12. How much do M&A lawyers earn in India at each level?

At Tier 1 firms: A0 (0-1 year) earns 18 to 22.5 LPA, Senior Associate (3-5 years) earns 30 to 55 LPA, Principal Associate (5-8 years) earns 55 to 80 LPA, and Equity Partners (12+ years) earn 1.5 to 3 crore. In-house roles typically pay 15 to 20% less but with significantly better hours.

13. What is the career path from A0 to equity partner?

The typical trajectory at a Tier 1 firm runs: A0 to A2 (0-3 years), Senior Associate (3-5 years), Principal Associate (5-8 years), Counsel or Junior Partner (8-12 years), and Equity Partner (12+ years). The timeline varies by firm, and not every lawyer who starts aims for partnership. The in-house transition window typically opens at 4 to 8 years PQE.

14. Can M&A lawyers work in-house?

Yes, and it’s one of the most common exit paths. Conglomerates, PE funds, fintech companies, and large corporates all hire in-house M&A counsel. Most prefer candidates with 4 to 5 years PQE minimum. In-house roles pay 15 to 20% less than firm positions but offer substantially better work-life balance.

15. Do M&A lawyers earn more than litigators?

Generally, yes, particularly in the first 8 to 10 years. A0 M&A associates at Tier 1 firms earn 18 to 22.5 LPA, while junior litigators might earn significantly less per appearance. The gap narrows at senior levels, and top litigators eventually earn comparable or higher amounts. Litigation also offers greater autonomy and the ability to build an independent practice earlier.

16. What is the difference between Tier 1 and Tier 2 firms for M&A?

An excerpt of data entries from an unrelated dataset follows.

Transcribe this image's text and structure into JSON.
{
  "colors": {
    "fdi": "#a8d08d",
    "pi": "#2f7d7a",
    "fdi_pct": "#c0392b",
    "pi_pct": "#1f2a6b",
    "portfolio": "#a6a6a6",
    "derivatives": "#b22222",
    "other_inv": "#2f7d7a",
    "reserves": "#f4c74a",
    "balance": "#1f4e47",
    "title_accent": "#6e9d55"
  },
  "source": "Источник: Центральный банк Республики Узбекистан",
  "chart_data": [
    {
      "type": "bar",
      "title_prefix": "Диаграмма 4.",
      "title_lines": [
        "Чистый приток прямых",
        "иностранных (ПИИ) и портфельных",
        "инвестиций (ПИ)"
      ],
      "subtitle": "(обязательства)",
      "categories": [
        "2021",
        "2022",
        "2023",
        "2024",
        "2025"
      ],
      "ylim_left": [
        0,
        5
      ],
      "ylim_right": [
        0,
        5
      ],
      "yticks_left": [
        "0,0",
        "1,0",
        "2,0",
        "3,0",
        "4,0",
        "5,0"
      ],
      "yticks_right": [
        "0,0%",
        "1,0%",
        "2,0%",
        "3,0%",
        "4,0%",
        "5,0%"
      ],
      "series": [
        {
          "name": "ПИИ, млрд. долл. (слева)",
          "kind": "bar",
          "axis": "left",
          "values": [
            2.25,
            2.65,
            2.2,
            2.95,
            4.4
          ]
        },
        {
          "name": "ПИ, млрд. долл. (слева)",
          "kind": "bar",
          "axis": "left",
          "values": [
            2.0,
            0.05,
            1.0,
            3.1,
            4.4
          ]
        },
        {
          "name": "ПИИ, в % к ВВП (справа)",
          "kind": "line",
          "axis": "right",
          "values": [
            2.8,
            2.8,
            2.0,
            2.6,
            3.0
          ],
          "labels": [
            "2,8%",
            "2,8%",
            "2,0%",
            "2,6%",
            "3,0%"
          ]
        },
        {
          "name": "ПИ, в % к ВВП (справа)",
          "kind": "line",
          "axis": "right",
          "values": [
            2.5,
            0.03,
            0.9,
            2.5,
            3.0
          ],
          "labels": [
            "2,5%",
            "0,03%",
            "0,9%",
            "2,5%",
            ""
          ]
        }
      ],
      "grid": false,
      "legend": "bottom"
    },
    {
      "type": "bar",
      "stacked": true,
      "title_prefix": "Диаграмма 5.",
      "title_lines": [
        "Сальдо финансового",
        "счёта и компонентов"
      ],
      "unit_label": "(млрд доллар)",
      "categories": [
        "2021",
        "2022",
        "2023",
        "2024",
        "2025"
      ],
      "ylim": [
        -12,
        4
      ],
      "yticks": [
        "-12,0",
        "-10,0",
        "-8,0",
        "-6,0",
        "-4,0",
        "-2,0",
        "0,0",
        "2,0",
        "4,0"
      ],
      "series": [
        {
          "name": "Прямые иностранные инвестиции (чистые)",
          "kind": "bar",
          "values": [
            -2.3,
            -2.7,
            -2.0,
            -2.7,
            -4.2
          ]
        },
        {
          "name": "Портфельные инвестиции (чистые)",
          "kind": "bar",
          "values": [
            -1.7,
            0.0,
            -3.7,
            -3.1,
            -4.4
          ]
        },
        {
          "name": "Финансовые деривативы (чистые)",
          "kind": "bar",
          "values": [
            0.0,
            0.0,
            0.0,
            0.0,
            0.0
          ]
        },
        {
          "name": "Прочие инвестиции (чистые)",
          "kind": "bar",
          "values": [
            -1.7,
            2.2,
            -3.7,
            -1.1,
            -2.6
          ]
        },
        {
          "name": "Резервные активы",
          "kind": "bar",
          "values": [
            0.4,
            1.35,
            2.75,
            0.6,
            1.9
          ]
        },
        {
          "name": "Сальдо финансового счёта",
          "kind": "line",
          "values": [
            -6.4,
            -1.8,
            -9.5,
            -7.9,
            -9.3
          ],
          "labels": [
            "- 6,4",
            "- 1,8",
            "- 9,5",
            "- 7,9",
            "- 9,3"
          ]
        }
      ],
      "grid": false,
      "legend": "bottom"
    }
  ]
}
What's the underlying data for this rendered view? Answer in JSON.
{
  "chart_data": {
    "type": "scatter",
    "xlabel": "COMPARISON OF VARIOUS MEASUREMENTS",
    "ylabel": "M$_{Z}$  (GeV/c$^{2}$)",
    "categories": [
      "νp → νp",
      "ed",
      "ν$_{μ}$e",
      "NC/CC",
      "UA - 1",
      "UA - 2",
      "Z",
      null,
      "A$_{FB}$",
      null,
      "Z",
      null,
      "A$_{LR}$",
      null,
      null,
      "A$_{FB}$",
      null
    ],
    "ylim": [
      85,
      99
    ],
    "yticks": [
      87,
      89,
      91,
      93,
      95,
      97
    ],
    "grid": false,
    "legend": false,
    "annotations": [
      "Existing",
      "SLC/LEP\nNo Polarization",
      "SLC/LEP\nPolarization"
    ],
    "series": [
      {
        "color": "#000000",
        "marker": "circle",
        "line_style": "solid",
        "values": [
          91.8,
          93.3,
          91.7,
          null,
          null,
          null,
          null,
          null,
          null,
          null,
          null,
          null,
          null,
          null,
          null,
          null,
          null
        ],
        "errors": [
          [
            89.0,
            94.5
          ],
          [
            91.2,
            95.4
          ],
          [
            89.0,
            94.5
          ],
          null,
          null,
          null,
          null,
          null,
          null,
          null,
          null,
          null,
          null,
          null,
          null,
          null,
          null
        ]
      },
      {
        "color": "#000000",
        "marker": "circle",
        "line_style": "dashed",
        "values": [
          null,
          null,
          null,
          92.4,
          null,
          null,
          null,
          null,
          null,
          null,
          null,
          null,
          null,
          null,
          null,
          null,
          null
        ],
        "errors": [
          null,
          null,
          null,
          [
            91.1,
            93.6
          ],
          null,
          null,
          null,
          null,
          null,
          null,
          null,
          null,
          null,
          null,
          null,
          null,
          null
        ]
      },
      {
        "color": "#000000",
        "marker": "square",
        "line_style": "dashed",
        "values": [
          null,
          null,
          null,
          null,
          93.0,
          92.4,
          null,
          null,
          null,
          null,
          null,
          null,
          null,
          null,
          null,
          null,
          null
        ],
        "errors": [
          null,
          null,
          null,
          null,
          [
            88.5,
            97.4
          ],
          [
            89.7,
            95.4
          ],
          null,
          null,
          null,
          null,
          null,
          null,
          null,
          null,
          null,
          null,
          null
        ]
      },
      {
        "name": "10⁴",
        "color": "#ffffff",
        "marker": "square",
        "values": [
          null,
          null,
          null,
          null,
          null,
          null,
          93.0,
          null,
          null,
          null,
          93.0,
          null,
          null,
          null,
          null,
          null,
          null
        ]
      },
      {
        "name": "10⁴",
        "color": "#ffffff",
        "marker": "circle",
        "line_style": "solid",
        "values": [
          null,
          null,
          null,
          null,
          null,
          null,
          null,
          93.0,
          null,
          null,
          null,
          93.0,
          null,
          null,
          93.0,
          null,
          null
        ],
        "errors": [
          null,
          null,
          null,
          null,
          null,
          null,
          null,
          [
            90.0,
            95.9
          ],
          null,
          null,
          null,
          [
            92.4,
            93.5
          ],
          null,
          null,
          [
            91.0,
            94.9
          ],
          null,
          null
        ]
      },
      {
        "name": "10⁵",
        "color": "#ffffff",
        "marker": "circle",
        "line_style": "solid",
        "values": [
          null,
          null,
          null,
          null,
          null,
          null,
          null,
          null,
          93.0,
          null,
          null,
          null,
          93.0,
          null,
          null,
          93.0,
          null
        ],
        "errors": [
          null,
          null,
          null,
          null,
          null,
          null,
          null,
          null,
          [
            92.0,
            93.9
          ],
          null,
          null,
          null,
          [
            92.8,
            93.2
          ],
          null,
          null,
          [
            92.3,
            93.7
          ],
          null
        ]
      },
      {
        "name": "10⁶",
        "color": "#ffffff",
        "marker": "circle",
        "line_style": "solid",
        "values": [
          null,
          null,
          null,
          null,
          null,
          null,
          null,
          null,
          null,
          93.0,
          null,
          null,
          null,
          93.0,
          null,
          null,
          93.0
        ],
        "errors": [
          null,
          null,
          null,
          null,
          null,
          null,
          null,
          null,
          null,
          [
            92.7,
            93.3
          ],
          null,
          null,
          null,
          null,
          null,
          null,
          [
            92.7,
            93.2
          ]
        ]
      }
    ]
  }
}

Tier 1 firms handle the largest deals (often Rs 1,000 crore plus), have deeper teams, and offer higher starting salaries. Tier 2 firms offer faster responsibility, broader exposure, and sometimes better work-life balance. Many successful M&A lawyers start at Tier 2 firms and lateral to Tier 1 at the 3 to 5 PQE level.

17. Can I become an M&A lawyer after age 30 with a career switch?

Yes, particularly if you hold a CA, CS, or MBA alongside your law degree. The financial and regulatory knowledge translates directly to M&A work. You’ll start at the associate level alongside younger colleagues, and the learning curve doesn’t shorten, but the career is accessible at any age.

18. M&A law vs litigation: which has better prospects?

They’re fundamentally different practices. M&A offers higher starting salaries, structured career progression, and strong in-house exit options. Litigation offers greater independence, the ability to build your own practice sooner, and a different kind of intellectual challenge. The “better” choice depends on whether you prefer deal-driven transactional work or courtroom advocacy.

19. How is AI changing M&A legal practice?

AI is automating routine DD tasks (contract review, red-flag detection, clause extraction). Khaitan’s AI platform saved 85 to 100 hours in two months; S&R Associates uses AI for early red-flag detection. 21% of M&A professionals used generative AI in transactions in 2025. But AI doesn’t replace judgment, negotiation skill, or client advisory. It shifts the junior role from document review toward risk analysis and strategy.

20. What are the challenges for women in M&A law in India?

The primary challenges are the long-hours culture (70 to 80 hour weeks during deal crunch), maternity policies that vary significantly across firms, and a partnership pipeline that narrows at the senior associate level. Some firms are implementing flexible work arrangements and extended maternity leave, but progress across the industry remains uneven.

This article is for informational purposes only and does not constitute legal advice. For specific legal guidance, consult a qualified legal professional.